Gara tersenyum miris lalu menunduk dan memilin tangannya.

"Uang sekolahnya mahal, Om. Kalau harus pindah juga pasti bayar mahal lagi. Jadi Gara berenti aja," ujar Gara seadanya.

Wahyu mengangguk mengerti. Lalu meneguk setengah air di gelas hingga tandas.

"Sebenarnya saya kesini mau ajak kamu tinggal bareng sama saya dan bunda kamu. Kamu mau, kan?"

Gara langsung saja menoleh menatap Wahyu dengan ekspresi tidak percaya.

"Maksudnya gimana, Om?"

Jujur saja Gara tidak terlalu berharap lebih. Mungkin saja Wahyu ingin bercanda soal itu.

"Sebenarnya selama beberapa hari ini Sukma selalu merasa pusing dan nafsu makannya menurun. Setiap malam juga tidurnya enggak tenang. Saya pikir mungkin dia kangen sama kamu. Karena saya tau selama ini dia selalu pengen ketemu kamu," jelas Wahyu.

Gara berusaha mencerna semuanya. Alasan yang kurang logis. Bagaimana jika Sukma hanya sakit biasa dan tidak merindukannya sama sekali?

"Gara enggak yakin soal itu, Om. Om udah coba bawa bunda ke dokter?"

Wahyu menggeleng seraya menghela nafas kasar. Ketara sekali wajahnya kuyu dan terdapat lingkaran hitam dibawah matanya. Pria itu kurang tidur.

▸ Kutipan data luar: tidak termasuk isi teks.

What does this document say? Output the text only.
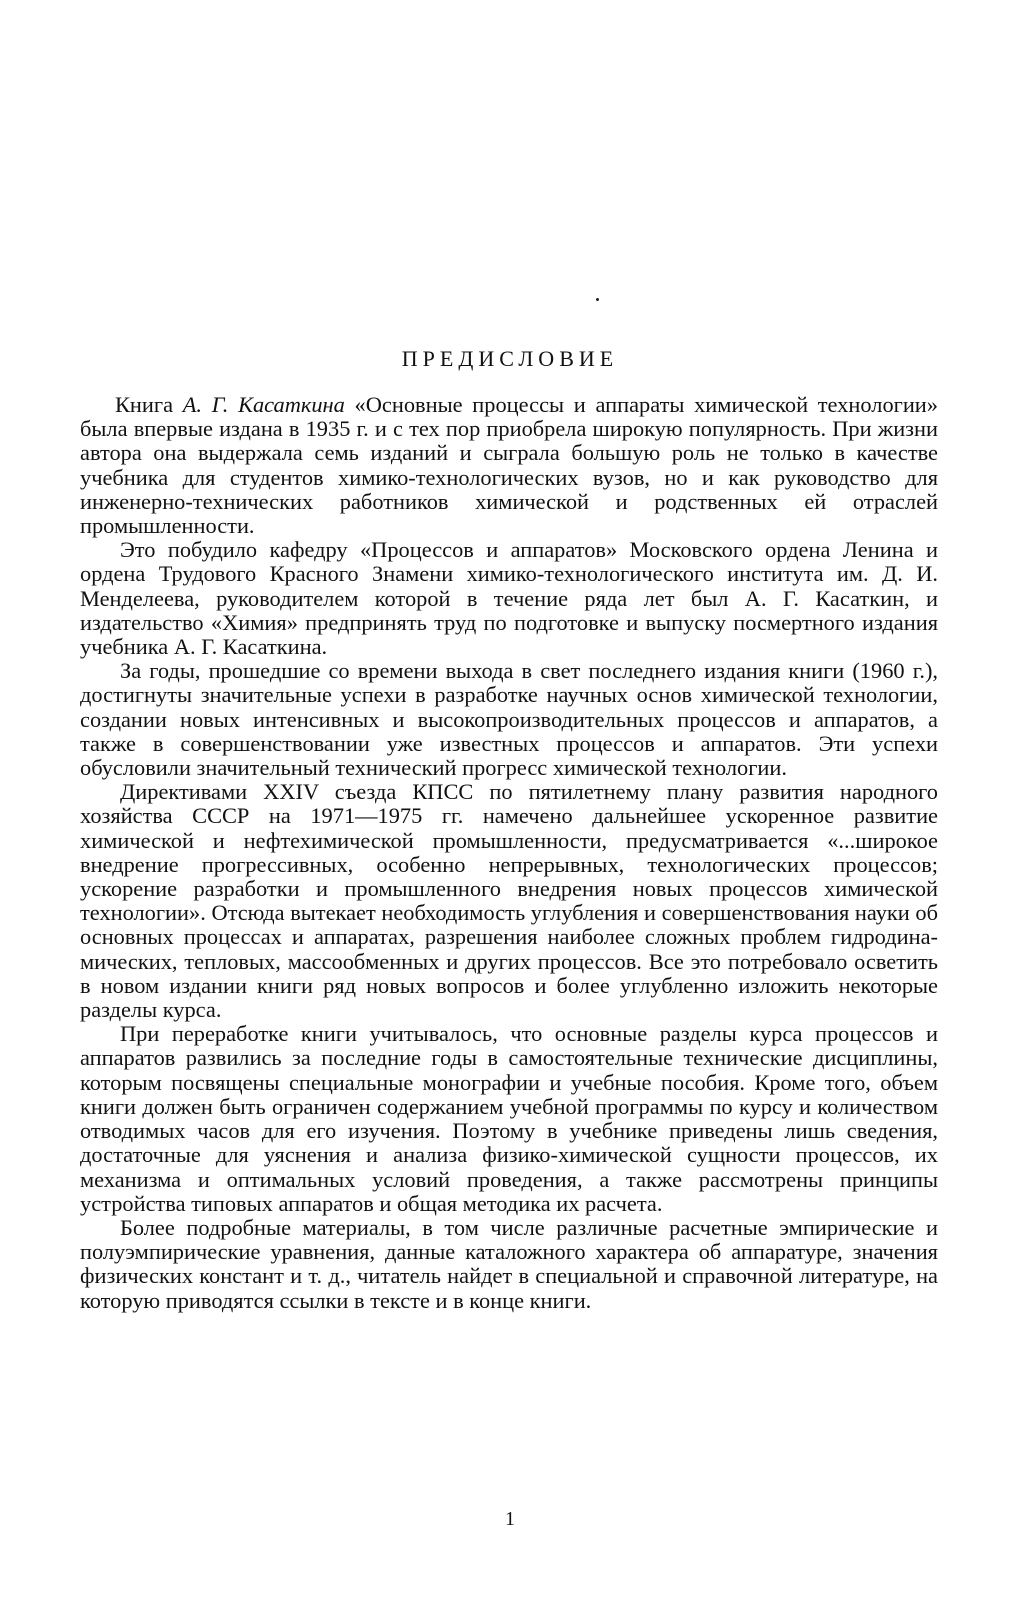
ПРЕДИСЛОВИЕ

Книга А. Г. Касаткина «Основные процессы и аппараты химической технологии» была впервые издана в 1935 г. и с тех пор приобрела широкую популярность. При жизни автора она выдержала семь изданий и сыграла большую роль не только в качестве учебника для студентов химико-технологических вузов, но и как руководство для инженерно-технических работников химической и родственных ей отраслей промышленности.

Это побудило кафедру «Процессов и аппаратов» Московского ордена Ленина и ордена Трудового Красного Знамени химико-технологического института им. Д. И. Менделеева, руководителем которой в течение ряда лет был А. Г. Касаткин, и издательство «Химия» предпринять труд по подготовке и выпуску посмертного издания учебника А. Г. Касаткина.

За годы, прошедшие со времени выхода в свет последнего издания книги (1960 г.), достигнуты значительные успехи в разработке научных основ химической технологии, создании новых интенсивных и высокопроизводительных процессов и аппаратов, а также в совершенствовании уже известных процессов и аппаратов. Эти успехи обусловили значительный технический прогресс химической технологии.

Директивами XXIV съезда КПСС по пятилетнему плану развития народного хозяйства СССР на 1971—1975 гг. намечено дальнейшее ускоренное развитие химической и нефтехимической промышленности, предусматривается «...широкое внедрение прогрессивных, особенно непрерывных, технологических процессов; ускорение разработки и промышленного внедрения новых процессов химической технологии». Отсюда вытекает необходимость углубления и совершенствования науки об основных процессах и аппаратах, разрешения наиболее сложных проблем гидродинамических, тепловых, массообменных и других процессов. Все это потребовало осветить в новом издании книги ряд новых вопросов и более углубленно изложить некоторые разделы курса.

При переработке книги учитывалось, что основные разделы курса процессов и аппаратов развились за последние годы в самостоятельные технические дисциплины, которым посвящены специальные монографии и учебные пособия. Кроме того, объем книги должен быть ограничен содержанием учебной программы по курсу и количеством отводимых часов для его изучения. Поэтому в учебнике приведены лишь сведения, достаточные для уяснения и анализа физико-химической сущности процессов, их механизма и оптимальных условий проведения, а также рассмотрены принципы устройства типовых аппаратов и общая методика их расчета.

Более подробные материалы, в том числе различные расчетные эмпирические и полуэмпирические уравнения, данные каталожного характера об аппаратуре, значения физических констант и т. д., читатель найдет в специальной и справочной литературе, на которую приводятся ссылки в тексте и в конце книги.

1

"Asal mau ke dokter pasti nolak. Terus kalau makan juga pengennya makanan kesukaan kamu. Padahal dia enggak suka sama makanan manis. Tapi belakangan dia hanya mau makan makanan manis," papar Wahyu.

"Em, Gara tinggal bareng kalian karena kondisi bunda atau memang Gara uda diterima di rumah itu, Om?" tanya Gara polos yang berhasil membuat Wahyu terdiam memaku.

Melihat keterdiaman Wahyu tentu saja berhasil membuat Gara merasa sedih. Dirinya belum diterima. Ini semua demi Sukma. Bukan karena dirinya memang di inginkan.

"Om enggak keberatan Gara tinggal di rumah kalian?"

Seharusnya kalimat itu tidak perlu dan tidak usah ditanyakan. Karena bagaimana pun seharusnya rumah itu juga tempat Gara pulang. Rumah itu juga rumah Gara kan?